Seraph

Seraph is equal parts stately and weird—it’s a new type family from Bernd Volmer and the specimen site happens to be simply outstanding. This is mostly thanks to the wide range of styles available; from slab, sans, wedge, tuskan, and calligraphic. But Seraph also happens to be a great showcase for what’s possible with variable fonts, too. The website shows that you can have an almost-slab-tuskan-sans or an extremely-wedge-calligraphic-tuskan.

Welcome to 2020, the year of weird web type!

Volmer designed the website as well as the font family itself, and this rather joyous thing shows off just a little of what’s possible by animating between all the variations of the family. And for some reason this all makes me want to flee to a cabin in the woods and write a horror novel: these big twisted variations could be used to make a monster of a webpage.

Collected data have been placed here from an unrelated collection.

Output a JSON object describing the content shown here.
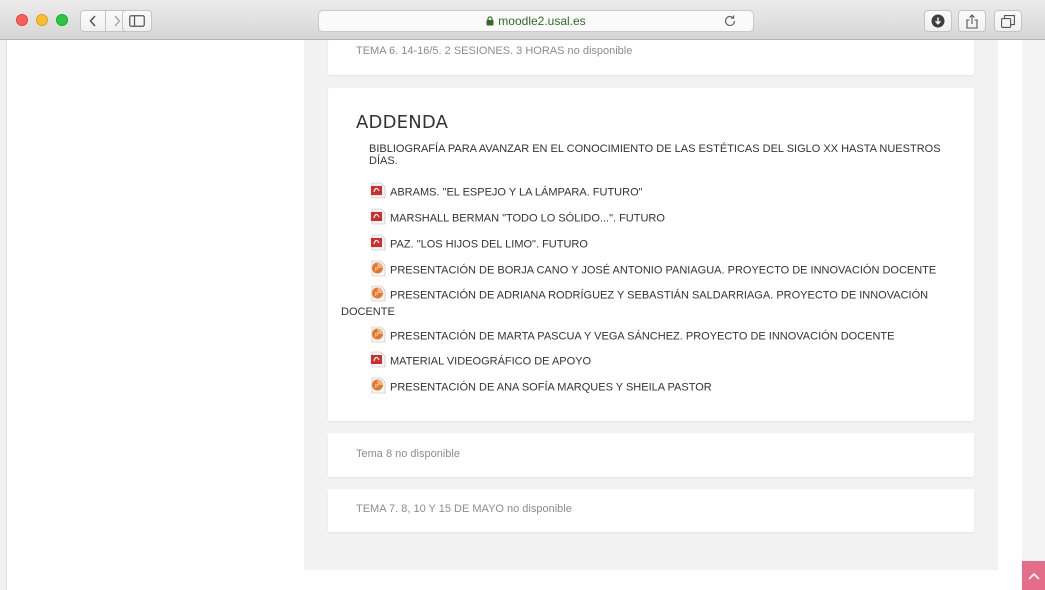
{
  "browser": {
    "url": "moodle2.usal.es",
    "icons": [
      "back-icon",
      "forward-icon",
      "sidebar-icon",
      "lock-icon",
      "reload-icon",
      "download-icon",
      "share-icon",
      "tabs-icon"
    ]
  },
  "sections": {
    "tema6": "TEMA 6. 14-16/5. 2 SESIONES. 3 HORAS no disponible",
    "addenda": {
      "title": "ADDENDA",
      "summary": "BIBLIOGRAFÍA PARA AVANZAR EN EL CONOCIMIENTO DE LAS ESTÉTICAS DEL SIGLO XX HASTA NUESTROS DÍAS.",
      "activities": [
        {
          "label": "ABRAMS. \"EL ESPEJO Y LA LÁMPARA. FUTURO\"",
          "icon": "pdf-icon"
        },
        {
          "label": "MARSHALL BERMAN \"TODO LO SÓLIDO...\". FUTURO",
          "icon": "pdf-icon"
        },
        {
          "label": "PAZ. \"LOS HIJOS DEL LIMO\". FUTURO",
          "icon": "pdf-icon"
        },
        {
          "label": "PRESENTACIÓN DE BORJA CANO Y JOSÉ ANTONIO PANIAGUA. PROYECTO DE INNOVACIÓN DOCENTE",
          "icon": "powerpoint-icon"
        },
        {
          "label": "PRESENTACIÓN DE ADRIANA RODRÍGUEZ Y SEBASTIÁN SALDARRIAGA. PROYECTO DE INNOVACIÓN DOCENTE",
          "icon": "powerpoint-icon"
        },
        {
          "label": "PRESENTACIÓN DE MARTA PASCUA Y VEGA SÁNCHEZ. PROYECTO DE INNOVACIÓN DOCENTE",
          "icon": "powerpoint-icon"
        },
        {
          "label": "MATERIAL VIDEOGRÁFICO DE APOYO",
          "icon": "pdf-icon"
        },
        {
          "label": "PRESENTACIÓN DE ANA SOFÍA MARQUES Y SHEILA PASTOR",
          "icon": "powerpoint-icon"
        }
      ]
    },
    "tema8": "Tema 8 no disponible",
    "tema7": "TEMA 7. 8, 10 Y 15 DE MAYO no disponible"
  },
  "colors": {
    "pdf_red": "#d42b2b",
    "ppt_orange": "#e8772c",
    "url_green": "#2f6d23",
    "back_to_top": "#e46e8a"
  }
}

See what I mean? Animating letters like this on the web was possible before variable fonts but it was sort of a nightmare and required a ton of work.

Also, I wonder if variable fonts will start to become so popular that they change the way we see digital fonts and the act of typography itself. I can imagine the difference between bold and italic, regular and condensed—but that’s because I was brought up buying specific font files for those variants. Now that we have variable fonts, we’re starting to smudge the lines between these categories and I wonder what effect that will have on how we all think about typesetting.

Does that make sense? I’m not so sure I’ve had enough coffee to be blogging about fonts just yet.